The Genetic Analysis Project

Data Analysis - Optimization & Performance Improvement

Even though I have a complete analysis pipeline, there are still more things to do to improve the throughput.

This section includes four components: file structure, processing gz in parallel, multithreading, and prefetching data.

File Structure

Given that we want to store the data and result with an optimal performance, I choose to put them on a separate server. That is, the file will be first fetched from storage server A, processed, and then the final result to storage server B. This will avoid reading and writing data on the same HDD array as much as possible.

In addition, the size and number of files that each accession contains can vary a lot. Transferring those files could be time-consuming and require a lot of space. Some of the accession is even several TBs large. Therefore, I decided to fetch one file at a time for each job. Also, the output file (except for the results) will be put on server B as well. If the result is valid, the file on server B will be moved to another location on the same server instantly and waiting for the storage pipeline. If the result is invalid, the file on server B will be deleted.

Processing gz in Parallel

Performance Test

The software we used supports both .fastq.gz and .fastq files. I'm interested in finding out whether the performance could be different for different formats of the same file. If using a plain file format is indeed faster, I might be able to do it before the analysis pipeline at a better efficiency. To be short, processing the same file in plain .fastq format does not provide better performance. For some reason, the performance is even worse. The program seems to be able to process .gz file on the fly. Therefore, I choose to stay with the original .fastq.gz format.

Make it Faster

Some software we used (like fastqc) seems to support pigz when possible. pigz is a multithread version of gz, therefore, I have configured pigz for all analysis servers.

Multithreading

Not only pigz, but other components of the pipeline support multithreading as well. Our analysis server has 104 logical cores, and we have to use multithreading when possible.

fastqc

By the time the server was configured, fastqc only supports up to 7 threads per task. We can configure more, but it warns about bad output. The threads for fastqc are then set to 7.

Number of Threads per Job

Components other than fastqc support more than 7 threads, but it is very hard to schedule the cores especially when there are tens of tasks running at the same time. To avoid overloading the server, and for simplicity as well, I choose to use 7 threads for all components of the pipeline.

Server Utilization

We are using 7 threads per job. In order to fully utilize the server, we have to run multiple jobs at the same time. If we run 15 jobs at the same time, we will be using 7 * 15 = 105 threads. This seems to be the right amount. However, after testing, I found that tasks at different stages can not always utilize all 7 threads even if it was configured to do so. Therefore, I slightly over-allocated the resources, and 17 tasks to be run at the same time. Once configured, the server utilization stables at about 95%.

Structure

To reduce complexity and also provide better reliability, I developed an analysis script that can handle only one task at a time and a master scheduler that invokes instances of the analysis script targeting different files.

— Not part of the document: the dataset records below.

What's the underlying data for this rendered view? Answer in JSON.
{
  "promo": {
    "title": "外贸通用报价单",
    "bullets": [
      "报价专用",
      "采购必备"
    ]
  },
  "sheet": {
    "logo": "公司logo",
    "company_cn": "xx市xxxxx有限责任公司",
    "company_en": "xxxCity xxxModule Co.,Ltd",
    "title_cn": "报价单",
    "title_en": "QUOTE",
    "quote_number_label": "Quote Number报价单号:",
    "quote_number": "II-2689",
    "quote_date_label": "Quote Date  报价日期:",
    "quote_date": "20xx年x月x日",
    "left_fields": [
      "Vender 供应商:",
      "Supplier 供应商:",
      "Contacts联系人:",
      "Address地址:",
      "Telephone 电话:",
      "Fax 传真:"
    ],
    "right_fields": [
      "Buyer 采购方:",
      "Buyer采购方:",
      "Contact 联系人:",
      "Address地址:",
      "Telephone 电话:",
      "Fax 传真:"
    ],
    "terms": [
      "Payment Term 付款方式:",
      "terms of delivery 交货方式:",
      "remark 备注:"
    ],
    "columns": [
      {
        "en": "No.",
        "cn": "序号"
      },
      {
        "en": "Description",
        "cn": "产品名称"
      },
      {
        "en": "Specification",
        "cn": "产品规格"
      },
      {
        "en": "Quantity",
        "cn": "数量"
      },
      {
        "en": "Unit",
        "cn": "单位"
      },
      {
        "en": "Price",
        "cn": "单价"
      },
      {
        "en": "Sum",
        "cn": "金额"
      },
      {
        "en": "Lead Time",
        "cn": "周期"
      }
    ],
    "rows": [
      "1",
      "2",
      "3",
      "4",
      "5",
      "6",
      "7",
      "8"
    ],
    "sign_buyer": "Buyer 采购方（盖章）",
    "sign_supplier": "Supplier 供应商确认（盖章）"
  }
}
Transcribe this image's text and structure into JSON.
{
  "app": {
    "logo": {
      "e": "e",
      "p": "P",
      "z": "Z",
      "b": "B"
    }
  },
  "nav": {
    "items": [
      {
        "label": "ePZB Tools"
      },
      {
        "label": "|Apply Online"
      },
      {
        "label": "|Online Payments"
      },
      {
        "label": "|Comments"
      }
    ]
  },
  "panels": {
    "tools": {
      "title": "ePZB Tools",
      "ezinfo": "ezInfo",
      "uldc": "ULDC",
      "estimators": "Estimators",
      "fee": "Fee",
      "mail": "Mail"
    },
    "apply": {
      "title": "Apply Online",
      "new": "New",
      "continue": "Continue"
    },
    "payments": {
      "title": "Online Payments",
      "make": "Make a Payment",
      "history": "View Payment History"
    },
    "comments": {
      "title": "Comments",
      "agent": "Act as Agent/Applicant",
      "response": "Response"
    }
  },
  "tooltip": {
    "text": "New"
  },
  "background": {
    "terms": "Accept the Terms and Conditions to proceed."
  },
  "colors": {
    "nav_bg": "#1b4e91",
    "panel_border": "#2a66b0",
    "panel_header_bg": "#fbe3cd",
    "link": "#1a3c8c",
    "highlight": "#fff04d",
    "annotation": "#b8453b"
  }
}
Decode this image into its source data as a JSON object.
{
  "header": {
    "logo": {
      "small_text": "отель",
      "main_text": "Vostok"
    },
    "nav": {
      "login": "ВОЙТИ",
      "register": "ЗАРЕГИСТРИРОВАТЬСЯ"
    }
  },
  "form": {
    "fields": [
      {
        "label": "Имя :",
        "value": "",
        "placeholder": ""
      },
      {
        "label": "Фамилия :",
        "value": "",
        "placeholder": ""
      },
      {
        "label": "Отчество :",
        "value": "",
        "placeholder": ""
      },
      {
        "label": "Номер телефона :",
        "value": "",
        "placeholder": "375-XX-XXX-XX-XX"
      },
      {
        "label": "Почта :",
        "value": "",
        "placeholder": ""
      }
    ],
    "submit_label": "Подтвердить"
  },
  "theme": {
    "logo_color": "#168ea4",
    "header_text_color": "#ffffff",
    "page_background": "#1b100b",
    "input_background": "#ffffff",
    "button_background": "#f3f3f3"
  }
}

Even though each file within the same accession is processed independently, I decided to run 17 different accessions at the same time, instead of 17 files from a single accession. This is because an accession could contain less than 17 files, which will result in a waste of computing resources. If I run 17 different accessions together with a master scheduler, the CPU is always fully utilized and the overall progress will be optimal, even if it could be slower for a single accession.

The downside of running 17 accessions at the same time is that if the number of tasks in the queue is less than 17, there would be some threads idle. However, given that this is a year-long project, the queue shouldn't be empty at most of the time.

Prefetching Data

Within the same accession, we analyze each file in a sequence. This will result in resource waste when the server is waiting for the next file to be transferred to localhost. Therefore, I designed a prefetch mechanism. It generally takes a while for each file to be processed, at least longer than the next file to be fetched via a 40G link even if the network is congested. Therefore, the script will try to fetch the next file while the current file is being processed. If the current file is processed and the next file is not here, which is rare, the server will wait for it to be transferred.

In addition, once a file passed its first stage (convert to phred33), the script will start transfering it to server B. The rest steps should take much longer than the transfer task, so the server doesn't have to wait for result transferring and can go directly to the next file after finishing the current one.